Da Virgin Media a Shell, ecco le aziende britanniche che ridurranno il personale nel 2016, mentre il tasso di disoccupazione in UK scende ai minimi storici

Lavoro, aziende UK annunciano drastici tagli al personale

 

Virgin Media, Asda, Shell, Brantano, Pearson. Cinque aziende britanniche in settori molto diversi tra loro (dal multimedia alle calzature), in questi giorni sono salite agli onori delle cronache per l’annuncio di consistenti tagli al personale.

‘Il 2015 è stato un anno difficile per tutti i supermarket in UK’, le parole pronunciate dal portavoce di Asda che, dopo i 200 lavoratori a rischio nel quartier generale di Leeds, ha paventato il taglio di altri 1000 dipendenti. Decisivi, in tal senso, saranno gli incontri con i rappresentanti sindacali. Ma Asda non è l’unica catena di supermercati in difficoltà. Lo scorso anno era stata Tesco a far parlare di se per la sua decisione di interrompere il rapporto di lavoro con quasi 10.000 persone.

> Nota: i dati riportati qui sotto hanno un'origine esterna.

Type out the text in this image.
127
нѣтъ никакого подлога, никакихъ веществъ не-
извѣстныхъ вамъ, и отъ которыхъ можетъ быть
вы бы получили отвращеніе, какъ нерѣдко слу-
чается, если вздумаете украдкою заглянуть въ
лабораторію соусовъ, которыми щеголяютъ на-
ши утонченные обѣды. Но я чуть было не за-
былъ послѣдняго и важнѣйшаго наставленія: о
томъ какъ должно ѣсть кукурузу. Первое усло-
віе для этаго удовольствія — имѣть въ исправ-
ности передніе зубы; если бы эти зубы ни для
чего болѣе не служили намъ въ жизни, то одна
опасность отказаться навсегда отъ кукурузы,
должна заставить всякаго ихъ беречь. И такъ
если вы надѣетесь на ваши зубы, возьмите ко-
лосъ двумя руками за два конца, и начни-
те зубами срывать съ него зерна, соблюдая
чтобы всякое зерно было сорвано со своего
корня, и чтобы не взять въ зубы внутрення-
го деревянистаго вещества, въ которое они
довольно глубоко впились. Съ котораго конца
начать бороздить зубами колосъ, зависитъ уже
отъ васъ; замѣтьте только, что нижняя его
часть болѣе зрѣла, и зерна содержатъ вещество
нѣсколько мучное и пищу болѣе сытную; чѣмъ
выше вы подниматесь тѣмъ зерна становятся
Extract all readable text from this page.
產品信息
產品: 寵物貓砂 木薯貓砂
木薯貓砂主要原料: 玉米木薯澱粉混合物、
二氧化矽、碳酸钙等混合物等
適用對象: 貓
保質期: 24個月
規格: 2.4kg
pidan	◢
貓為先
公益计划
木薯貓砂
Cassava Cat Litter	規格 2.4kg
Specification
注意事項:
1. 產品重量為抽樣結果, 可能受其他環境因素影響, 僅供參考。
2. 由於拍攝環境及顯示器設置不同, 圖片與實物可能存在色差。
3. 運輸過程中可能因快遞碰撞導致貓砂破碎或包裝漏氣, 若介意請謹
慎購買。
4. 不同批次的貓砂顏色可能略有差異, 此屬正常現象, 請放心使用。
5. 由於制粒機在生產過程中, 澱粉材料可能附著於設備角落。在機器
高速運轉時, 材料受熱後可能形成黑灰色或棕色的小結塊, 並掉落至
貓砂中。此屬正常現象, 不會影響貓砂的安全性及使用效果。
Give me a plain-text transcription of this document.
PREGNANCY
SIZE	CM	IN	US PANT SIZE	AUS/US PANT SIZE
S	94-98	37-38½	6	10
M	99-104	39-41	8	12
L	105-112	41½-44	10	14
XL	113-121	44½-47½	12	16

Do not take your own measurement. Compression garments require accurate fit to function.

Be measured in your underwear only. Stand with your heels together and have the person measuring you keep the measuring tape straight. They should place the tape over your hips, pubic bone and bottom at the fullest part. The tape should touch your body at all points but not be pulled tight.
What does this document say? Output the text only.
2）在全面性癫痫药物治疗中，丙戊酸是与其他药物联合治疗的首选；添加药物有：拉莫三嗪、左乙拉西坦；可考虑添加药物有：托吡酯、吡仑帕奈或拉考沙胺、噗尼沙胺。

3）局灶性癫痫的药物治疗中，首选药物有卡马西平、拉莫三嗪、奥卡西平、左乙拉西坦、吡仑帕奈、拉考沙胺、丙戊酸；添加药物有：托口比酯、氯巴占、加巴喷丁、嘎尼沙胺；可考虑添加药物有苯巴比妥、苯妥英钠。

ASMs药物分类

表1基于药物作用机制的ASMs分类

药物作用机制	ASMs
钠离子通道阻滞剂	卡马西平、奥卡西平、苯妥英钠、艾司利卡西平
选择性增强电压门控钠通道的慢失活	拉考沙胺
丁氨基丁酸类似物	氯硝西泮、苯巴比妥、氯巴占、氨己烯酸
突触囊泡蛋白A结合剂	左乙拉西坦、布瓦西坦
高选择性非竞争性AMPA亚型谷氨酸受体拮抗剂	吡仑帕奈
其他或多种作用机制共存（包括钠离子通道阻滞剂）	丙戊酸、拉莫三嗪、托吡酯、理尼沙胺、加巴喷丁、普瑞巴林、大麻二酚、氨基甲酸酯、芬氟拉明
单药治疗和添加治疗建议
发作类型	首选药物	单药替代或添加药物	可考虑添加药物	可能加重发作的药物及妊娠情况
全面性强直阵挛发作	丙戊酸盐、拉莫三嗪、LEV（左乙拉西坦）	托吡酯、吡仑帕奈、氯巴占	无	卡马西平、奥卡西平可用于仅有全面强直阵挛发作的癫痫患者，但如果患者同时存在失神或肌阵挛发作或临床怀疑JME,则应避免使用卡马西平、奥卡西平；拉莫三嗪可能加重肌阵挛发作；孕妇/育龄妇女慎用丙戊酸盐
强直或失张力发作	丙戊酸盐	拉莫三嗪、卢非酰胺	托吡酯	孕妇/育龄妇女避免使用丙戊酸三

Sotto pressione anche il settore petrolifero, dove è un corso un processo di consolidamento e si subisce il crollo del prezzo del petrolio. In seguito alla fusione con BG Group, la Shell taglierà 10.000 posti di lavoro, azione annunciata poco dopo l’ufficialità della fusione e motivata adducendo ai ‘tempi magri’ che attendono il settore.

Circa 2000 posti di lavoro sono a rischio nel settore retail per la crisi di Brantano, una catena di negozi di scarpe con 200 punti vendita nel Regno Unito. La settimana scorsa, l’azienda basata nel Leicestershire è entrata in administration solo pochi mesi dopo essere stata acquistata da un fondo di private equity. I motivi della crisi sembrano legati ai risultati deludenti delle vendite del periodo di Natale, tradizionalmente il piú redditizio per le aziende retail.

Le novità in tema di educazione apportate dalla politica inglese sarebbero invece alla base dei tagli previsti dalla Pearson, colosso mondiale nella settore della formazione, e fino a pochi mesi fa proprietario del Financial Times. Pearson si vedrà costretta a tagliare un 10% del personale che oggi conta quasi 5000 dipendenti (tagli che dovrebbero avvenire entro la prima parte dell’anno).

Diversa la situazione che sta vivendo Virgin Media. Tom Mockridge, chief executive della compagnia che opera in ambito multimediale, ha dichiarato che ‘nei prossimi tre anni Virgin Media subirà una profonda trasformazione’.  Il primo passo di questo rinnovamento porterà al licenziamento di 900 dipendenti impiegati nel Regno Unito (anche se non è stato specificato dove questi tagli avverranno). Annunciato ciò, però, lo stesso Mockridge ha sottolineato che la forza lavoro di Virgin Media, solo nel 2016, aumenterà di 2000 unità (dai 23.000 impiegati attuali salirà infatti a 25.000).

Motivi per guardare al futuro con serenità comunque non mancano. Secondo l’ONS (Office for National Statistics) il tasso di disoccupazione nel Regno Unito è ai minimi storici (5.1%), e il numero di occupati continua a crescere (nei tre mesi da Settembre a Novembre 2015, il numero di persone occupate è salito di 267,000 unità). L’economia britannica continua a crescere e per un azienda che riduce il personale ce n’è un altra che assume. Una su tutte Amazon, azienda leader nel commercio on line, che per il 2016 ha annunciato la creazione di 2500 nuovi posti di lavoro in tutto il Regno Unito, cifra che farà salire i dipendenti totali a 14.000.

Sullo sfondo rimane il tema dei salari, che aumentano ma molto lentamente. Nell’ultimo anno, l’ONS ha registrato un incremento medio modesto, pari all’1.9%. In uno scenario di quasi piena occupazione, sarebbe lecito aspettarsi qualcosa di piú.